The year-long mentoring scheme starts in October, and I’ve been talking to people about it: the commitment, the challenges, and the benefits.
 
Some writers have signed up without hesitation because it’s the opportunity they’ve been waiting for to birth that long dreamed-of book-child.
 
There have also been people who’ve sent an initial, enthusiastic YES, followed by another email hard on the heels of the first, qualifying that with an  umm… err… perhaps I responded too quickly…
 
Their reason for changing their mind is usually a variation on the theme of I just don’t think I’ll have the time. They often add, I’ll come back to you next year. I’ll have more time and energy when…
 
a) I give up my job
b) my children leave home
c) the divorce has gone through
d) I retire
e) my health is better
 
Now, if you’re one of those in-then-out-of-the-scheme people, just watch what’s happening to you now.  Are you beginning to sink in your seat, embarrassed, or shamed?
 
If so, is that because you feel you responded without thinking in that first email?
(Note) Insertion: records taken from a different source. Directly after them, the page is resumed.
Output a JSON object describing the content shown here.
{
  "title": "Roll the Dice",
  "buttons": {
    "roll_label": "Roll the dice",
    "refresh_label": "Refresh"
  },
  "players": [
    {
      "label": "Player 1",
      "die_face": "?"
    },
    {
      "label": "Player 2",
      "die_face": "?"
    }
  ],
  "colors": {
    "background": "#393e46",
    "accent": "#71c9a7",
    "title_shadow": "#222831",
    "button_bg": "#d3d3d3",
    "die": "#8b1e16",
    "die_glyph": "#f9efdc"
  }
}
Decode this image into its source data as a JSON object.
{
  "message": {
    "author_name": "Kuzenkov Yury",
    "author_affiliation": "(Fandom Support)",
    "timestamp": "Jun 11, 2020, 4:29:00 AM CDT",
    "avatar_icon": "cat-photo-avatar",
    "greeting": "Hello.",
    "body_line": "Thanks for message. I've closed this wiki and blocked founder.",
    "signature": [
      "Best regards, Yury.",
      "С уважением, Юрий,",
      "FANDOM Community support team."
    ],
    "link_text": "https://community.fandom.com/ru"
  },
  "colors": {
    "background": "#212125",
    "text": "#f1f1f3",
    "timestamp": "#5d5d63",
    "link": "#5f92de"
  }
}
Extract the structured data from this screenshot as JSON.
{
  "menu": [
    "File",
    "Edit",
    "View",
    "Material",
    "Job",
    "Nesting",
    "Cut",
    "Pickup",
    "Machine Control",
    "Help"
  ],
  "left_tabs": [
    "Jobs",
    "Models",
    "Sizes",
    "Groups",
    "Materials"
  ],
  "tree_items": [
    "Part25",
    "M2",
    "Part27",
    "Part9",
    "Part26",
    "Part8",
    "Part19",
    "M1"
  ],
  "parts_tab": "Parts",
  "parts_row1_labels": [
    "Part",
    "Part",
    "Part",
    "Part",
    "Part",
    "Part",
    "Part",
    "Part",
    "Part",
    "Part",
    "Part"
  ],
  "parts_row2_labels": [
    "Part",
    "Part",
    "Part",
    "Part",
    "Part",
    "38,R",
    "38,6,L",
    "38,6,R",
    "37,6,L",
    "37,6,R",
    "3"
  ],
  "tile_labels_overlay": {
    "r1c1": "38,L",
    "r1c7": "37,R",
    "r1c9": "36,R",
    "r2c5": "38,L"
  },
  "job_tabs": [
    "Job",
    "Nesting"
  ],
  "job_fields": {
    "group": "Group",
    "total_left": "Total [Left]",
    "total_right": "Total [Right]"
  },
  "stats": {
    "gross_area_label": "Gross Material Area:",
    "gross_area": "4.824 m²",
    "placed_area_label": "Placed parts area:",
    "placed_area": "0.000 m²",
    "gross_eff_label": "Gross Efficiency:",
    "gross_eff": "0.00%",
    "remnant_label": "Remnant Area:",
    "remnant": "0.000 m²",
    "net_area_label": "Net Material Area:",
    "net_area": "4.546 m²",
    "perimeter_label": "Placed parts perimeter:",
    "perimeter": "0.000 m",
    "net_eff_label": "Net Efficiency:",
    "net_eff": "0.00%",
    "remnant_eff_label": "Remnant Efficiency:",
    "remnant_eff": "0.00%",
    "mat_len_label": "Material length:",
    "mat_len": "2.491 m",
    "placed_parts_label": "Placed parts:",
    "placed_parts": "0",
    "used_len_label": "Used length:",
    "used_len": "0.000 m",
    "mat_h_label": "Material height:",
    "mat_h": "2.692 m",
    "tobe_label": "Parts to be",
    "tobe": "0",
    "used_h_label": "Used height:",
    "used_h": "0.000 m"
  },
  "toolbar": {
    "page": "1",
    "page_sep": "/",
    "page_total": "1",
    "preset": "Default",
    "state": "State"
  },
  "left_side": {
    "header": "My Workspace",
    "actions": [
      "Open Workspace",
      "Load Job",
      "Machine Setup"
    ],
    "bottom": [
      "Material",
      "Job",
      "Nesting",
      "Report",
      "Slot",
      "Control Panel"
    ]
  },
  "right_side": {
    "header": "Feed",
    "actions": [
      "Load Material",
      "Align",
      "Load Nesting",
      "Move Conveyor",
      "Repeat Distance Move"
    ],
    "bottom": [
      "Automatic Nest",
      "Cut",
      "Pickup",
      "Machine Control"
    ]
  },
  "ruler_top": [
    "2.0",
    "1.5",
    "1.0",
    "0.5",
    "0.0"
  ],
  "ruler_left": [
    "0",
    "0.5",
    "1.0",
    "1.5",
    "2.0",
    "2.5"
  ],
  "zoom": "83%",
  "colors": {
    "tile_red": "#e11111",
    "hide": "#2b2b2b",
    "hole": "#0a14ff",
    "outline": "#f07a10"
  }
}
Or because, in sending the second email, you fear you’re failing in your writerly quest to get that book finished, and out there?  Or is it just because you changed your mind?
 
To allay one concern, I’ll say, as the receiver of those two emails, that it’s no problem for me if you change your mind like that. I believe it’s a basic human right to re-think something.
 
I’ll also say, unequivocally, that if you responded to that first email without thinking, that’s brilliant. Do that more. Expose your instinctual animal self more.
 
On the subject of failing; the only person you make a contract with when you decide to write a book, is yourself. So, the only person you can fail, is yourself.  A feeling of failure is only useful for one thing, for making us examine at how we’ve set up our expectations, in order to renegotiate them with ourselves. 
 
The most important job for us as writers, arguable more important than the act of writing itself, is to raise our confidence, and then raise it some more. To keep remembering we are skilled in the art of sitting down in front of the blank page. That means hitting our own targets. It’s almost irrelevant whether that’s writing for four hours a day, or fifteen minutes a week.  If we keep doing it, one day we find it’s done.
 
When you’ve negotiated a realistic contract with yourself, start saying no to the I’m a failure line in your head. Life is tough enough, why make it harder by beating yourself up?
 
I’m very grateful indeed to the in-then-out-of-the-scheme-people because they point up an internal message that sabotages so many of us writers- I don’t have time.
 
I know very well that feeling of overwhelm when thinking about fitting writing into a busy schedule of work, childcare and domestic tasks. However, I’d say that the idea that we’ll have more time in the future is largely an illusion.
 
Reality check 1: there is enough time to write.
 
Reality check 2: you will never have more time than you do now.
 
We can invent all sorts of stories about it, but actually, none of us have any idea what the future will hold. Chances are it will also be busy. Ever noticed how human beings like to fill time in any way they can?
 
My general line is that we need to know how to deal with that feeling of overwhelm, of constriction, of too-much-ness, and write despite the busyness, rather than waiting for more space. Scary? Yes, I know.
 
Perhaps this message from Stephen King, via Neil Gaiman will help,

“I think the most important thing I learned from Stephen King I learned as a teenager, reading King's book of essays on horror and on writing, Danse Macabre. In there he points out that if you just write a page a day, just 300 words, at the end of a year you'd have a novel. It was immensely reassuring - suddenly something huge and impossible became strangely easy. As an adult, it's how I've written books I haven't had the time to write.”
 
So much more than we expect can be achieved, if we put down the procrastinating.